Single by Spanky and Our Gang

from the album Spanky and Our Gang
- B-side: "Distance"
- Released: April 1967
- Recorded: April 13, 1967
- Studio: Bell Sound (New York City)
- Genre: Baroque rock
- Length: 2:58
- Label: Mercury
- Songwriter(s): Terry Cashman, Gene Pistilli
- Producer(s): Jerry Ross

Spanky and Our Gang singles chronology
| "And Your Bird Can Sing" (1966) | "Sunday Will Never Be the Same" (1967) | "Making Every Minute Count" (1967) |

= Sunday Will Never Be the Same =

"Sunday Will Never Be the Same" is a 1967 song by the American band Spanky and Our Gang from their self-titled debut album. The single peaked at #9 on the Billboard Hot 100 and #7 in the Canadian RPM Magazine charts. The song was written by Terry Cashman and Gene Pistilli and borrows an interlude from the French carol “Les Anges Dans Nos Campagnes”. The arrangement is by Jimmy Wisner.

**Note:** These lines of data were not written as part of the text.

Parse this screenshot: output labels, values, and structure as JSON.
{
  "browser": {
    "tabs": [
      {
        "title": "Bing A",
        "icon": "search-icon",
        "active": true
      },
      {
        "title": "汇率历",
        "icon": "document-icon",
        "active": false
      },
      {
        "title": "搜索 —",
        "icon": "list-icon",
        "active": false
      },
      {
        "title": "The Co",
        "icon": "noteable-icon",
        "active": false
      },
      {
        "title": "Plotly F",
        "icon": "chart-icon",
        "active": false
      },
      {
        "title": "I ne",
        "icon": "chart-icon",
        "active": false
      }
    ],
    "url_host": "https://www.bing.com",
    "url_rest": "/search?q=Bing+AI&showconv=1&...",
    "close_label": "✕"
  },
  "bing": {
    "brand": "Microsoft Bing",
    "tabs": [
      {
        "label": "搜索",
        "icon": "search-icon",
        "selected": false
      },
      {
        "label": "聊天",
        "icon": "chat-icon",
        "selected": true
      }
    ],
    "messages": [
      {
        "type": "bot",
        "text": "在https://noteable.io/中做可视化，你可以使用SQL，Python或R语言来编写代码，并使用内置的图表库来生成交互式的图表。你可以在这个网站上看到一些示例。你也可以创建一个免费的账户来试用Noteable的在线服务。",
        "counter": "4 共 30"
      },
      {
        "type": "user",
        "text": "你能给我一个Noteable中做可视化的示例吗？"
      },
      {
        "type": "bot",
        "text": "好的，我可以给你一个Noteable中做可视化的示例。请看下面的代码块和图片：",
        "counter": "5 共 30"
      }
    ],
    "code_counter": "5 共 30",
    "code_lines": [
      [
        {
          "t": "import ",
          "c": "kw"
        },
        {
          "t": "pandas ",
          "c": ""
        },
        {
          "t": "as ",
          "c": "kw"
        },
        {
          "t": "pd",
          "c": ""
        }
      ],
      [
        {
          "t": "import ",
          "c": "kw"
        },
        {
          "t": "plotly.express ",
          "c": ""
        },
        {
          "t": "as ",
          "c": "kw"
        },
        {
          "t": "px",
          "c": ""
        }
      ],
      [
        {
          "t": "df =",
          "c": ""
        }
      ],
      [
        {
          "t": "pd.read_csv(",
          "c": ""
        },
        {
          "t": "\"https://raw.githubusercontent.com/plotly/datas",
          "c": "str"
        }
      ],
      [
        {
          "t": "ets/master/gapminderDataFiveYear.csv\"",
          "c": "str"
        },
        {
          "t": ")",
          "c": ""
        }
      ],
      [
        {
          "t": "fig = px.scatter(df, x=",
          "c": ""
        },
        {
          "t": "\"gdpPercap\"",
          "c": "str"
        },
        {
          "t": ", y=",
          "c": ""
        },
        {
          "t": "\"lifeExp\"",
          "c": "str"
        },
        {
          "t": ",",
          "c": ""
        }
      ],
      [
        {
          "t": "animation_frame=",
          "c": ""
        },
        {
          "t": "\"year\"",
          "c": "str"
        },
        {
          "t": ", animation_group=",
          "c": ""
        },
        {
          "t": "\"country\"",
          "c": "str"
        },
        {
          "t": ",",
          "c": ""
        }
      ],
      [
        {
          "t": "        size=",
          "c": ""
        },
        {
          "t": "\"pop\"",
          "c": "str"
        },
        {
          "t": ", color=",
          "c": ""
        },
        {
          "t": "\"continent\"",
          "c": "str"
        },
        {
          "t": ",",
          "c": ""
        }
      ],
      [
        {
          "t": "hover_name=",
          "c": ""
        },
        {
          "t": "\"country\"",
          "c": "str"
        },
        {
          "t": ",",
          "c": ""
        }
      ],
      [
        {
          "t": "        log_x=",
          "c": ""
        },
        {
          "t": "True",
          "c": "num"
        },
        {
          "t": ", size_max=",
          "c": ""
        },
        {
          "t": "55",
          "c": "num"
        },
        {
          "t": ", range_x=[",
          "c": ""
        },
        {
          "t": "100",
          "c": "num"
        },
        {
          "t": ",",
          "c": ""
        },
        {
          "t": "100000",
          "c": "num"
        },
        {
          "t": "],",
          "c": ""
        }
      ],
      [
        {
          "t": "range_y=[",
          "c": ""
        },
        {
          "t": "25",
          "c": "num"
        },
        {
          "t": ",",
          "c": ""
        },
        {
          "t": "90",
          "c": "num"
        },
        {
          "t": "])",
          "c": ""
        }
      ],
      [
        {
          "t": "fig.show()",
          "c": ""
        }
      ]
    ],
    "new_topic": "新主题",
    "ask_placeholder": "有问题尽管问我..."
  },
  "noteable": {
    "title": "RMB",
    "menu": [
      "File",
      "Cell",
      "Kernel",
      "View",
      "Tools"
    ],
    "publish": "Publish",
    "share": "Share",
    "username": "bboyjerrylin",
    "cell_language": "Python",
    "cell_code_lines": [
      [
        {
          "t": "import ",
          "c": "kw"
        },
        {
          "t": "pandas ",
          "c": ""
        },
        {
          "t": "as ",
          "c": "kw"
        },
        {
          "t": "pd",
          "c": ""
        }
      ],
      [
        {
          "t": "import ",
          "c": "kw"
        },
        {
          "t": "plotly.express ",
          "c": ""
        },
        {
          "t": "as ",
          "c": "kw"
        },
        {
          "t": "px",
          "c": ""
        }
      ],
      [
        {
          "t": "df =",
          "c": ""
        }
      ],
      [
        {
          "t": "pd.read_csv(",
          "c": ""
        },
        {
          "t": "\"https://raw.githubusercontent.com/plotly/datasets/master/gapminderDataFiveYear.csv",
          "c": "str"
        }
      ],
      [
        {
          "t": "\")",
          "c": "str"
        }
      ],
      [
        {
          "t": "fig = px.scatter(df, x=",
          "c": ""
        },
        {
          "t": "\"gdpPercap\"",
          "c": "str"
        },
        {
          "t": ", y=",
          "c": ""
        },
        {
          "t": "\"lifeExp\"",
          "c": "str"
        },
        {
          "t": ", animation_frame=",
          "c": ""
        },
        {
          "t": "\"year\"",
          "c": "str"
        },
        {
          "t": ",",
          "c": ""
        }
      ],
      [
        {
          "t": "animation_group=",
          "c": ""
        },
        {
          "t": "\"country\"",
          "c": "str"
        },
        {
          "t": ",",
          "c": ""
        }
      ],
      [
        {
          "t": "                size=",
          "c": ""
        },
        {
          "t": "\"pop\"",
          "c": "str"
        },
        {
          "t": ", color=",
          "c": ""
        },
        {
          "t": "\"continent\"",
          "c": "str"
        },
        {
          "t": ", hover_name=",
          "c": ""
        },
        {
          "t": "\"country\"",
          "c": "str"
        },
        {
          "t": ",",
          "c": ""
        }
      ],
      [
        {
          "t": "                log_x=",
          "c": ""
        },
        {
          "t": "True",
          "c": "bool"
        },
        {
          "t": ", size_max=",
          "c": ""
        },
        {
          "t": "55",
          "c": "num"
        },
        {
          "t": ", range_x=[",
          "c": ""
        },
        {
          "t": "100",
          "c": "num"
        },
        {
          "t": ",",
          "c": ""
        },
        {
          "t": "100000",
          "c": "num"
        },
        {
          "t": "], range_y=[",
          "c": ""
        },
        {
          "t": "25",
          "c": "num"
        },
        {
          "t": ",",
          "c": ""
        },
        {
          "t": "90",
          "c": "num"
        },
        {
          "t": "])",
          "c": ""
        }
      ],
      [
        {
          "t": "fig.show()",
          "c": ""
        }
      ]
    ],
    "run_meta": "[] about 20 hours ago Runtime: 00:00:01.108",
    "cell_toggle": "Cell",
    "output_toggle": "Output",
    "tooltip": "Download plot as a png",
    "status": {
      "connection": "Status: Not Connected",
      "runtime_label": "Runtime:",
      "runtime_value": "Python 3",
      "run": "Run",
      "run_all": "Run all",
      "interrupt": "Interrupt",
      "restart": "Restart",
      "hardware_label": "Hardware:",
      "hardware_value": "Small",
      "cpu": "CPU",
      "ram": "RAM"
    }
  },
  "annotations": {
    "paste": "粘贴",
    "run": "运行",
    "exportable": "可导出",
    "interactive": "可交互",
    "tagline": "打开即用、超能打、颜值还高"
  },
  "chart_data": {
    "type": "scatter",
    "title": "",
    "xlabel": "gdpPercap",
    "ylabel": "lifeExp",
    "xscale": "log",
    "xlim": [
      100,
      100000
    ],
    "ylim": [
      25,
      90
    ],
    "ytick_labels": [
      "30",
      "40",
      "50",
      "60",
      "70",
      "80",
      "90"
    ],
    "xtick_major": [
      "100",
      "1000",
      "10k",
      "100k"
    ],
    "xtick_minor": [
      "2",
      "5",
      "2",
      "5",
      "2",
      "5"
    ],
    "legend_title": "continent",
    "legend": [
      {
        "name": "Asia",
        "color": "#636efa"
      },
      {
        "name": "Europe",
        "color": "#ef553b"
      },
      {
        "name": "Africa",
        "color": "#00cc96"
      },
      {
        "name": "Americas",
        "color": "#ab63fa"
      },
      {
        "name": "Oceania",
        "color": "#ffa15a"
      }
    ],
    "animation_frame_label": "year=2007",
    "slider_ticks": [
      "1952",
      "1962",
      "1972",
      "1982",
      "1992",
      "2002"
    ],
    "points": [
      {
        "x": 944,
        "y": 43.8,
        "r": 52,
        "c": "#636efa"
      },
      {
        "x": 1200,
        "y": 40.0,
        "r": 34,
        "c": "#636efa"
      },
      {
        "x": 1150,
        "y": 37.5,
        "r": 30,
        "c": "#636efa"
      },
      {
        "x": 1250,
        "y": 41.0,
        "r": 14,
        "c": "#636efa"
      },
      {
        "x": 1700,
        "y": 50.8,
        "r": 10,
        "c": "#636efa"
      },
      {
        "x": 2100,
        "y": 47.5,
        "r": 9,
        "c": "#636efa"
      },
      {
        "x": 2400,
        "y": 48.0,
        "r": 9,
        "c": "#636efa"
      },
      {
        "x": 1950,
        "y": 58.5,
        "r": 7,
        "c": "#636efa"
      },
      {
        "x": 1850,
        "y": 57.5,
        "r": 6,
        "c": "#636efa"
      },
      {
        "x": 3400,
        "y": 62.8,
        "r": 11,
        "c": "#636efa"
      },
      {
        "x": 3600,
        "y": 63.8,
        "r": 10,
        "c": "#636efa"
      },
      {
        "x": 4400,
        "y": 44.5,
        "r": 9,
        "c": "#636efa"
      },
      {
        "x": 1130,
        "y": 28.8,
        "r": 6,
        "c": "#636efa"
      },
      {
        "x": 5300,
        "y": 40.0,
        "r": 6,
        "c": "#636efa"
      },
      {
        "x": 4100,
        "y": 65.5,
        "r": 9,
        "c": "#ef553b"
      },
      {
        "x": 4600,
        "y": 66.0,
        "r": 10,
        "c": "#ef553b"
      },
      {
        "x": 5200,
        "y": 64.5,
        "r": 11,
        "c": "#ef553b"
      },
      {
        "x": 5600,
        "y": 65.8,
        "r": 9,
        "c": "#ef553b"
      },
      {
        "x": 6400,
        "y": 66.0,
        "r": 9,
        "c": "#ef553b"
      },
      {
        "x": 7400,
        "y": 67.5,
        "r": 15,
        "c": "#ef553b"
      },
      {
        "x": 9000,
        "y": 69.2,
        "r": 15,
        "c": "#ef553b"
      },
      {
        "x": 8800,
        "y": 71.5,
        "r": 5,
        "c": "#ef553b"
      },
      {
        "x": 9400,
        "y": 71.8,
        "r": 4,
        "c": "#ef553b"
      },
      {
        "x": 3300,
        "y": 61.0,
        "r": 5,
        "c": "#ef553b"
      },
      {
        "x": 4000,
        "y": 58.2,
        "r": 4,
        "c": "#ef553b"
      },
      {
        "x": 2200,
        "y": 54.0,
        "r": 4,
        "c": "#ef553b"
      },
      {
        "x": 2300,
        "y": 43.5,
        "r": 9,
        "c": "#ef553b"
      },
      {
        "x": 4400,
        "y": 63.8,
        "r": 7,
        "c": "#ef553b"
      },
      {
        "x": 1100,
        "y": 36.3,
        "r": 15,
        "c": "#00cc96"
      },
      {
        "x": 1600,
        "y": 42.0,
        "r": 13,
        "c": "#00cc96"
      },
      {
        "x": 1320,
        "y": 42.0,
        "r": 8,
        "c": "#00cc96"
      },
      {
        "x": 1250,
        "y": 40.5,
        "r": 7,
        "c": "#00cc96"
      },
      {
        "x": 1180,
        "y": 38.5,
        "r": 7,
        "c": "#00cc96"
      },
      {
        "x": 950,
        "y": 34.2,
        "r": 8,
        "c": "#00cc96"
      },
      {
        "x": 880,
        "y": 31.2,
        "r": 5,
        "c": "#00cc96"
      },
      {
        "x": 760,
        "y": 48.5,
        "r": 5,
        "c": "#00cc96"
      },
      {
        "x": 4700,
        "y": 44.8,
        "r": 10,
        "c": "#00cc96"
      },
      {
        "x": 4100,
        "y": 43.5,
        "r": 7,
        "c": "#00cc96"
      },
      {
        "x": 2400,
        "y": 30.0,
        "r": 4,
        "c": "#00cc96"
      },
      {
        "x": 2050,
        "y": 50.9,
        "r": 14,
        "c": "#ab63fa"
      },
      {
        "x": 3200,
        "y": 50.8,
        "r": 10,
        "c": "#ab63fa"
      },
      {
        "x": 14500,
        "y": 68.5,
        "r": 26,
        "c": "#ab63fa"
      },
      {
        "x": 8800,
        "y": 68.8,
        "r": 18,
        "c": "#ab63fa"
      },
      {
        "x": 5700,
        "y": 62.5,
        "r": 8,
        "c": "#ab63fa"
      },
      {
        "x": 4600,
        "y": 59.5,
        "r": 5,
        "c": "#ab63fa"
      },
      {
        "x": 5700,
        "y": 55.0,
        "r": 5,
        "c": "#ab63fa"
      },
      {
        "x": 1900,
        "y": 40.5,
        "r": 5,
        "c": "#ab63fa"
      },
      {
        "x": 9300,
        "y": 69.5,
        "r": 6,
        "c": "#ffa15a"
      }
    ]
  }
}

As with most of the band’s hit singles, producer Jerry Ross used a group of session musicians to provide the instrumental backing track while the rest of the group members provided lead and background vocals. Session personnel on this record included Vinnie Bell, Al Gorgoni, Hugh McCracken, Charles Macey on guitar, Paul Griffin on piano, Artie Butler on harpsichord, Joe Macho on bass, Bobby Gregg and Al Rogers on drums, Joe Macho, Irving Spice, Louis Stone, Ray Free, Matthew Raimondi, Lou Haber on violins, Artie Kaplan on flute, and Seymour Barab and Maurice Bialkin on cellos. Additional instruments were also played by Samuel Casale, Charles Naclerio, Joe Renzetti, and Jimmy Wisner.

==Cover versions==
- The O'Kaysions released a version of the song on their 1968 debut album, Girl Watcher.
- A series of 1969 television commercials for Plymouth featured a jingle "Just look what Plymouth's up to now", sung by Petula Clark to the tune of "Sunday Will Never Be the Same".
- Cashman, Pistilli & West themselves covered the song on their 1968 album Bound to Happen.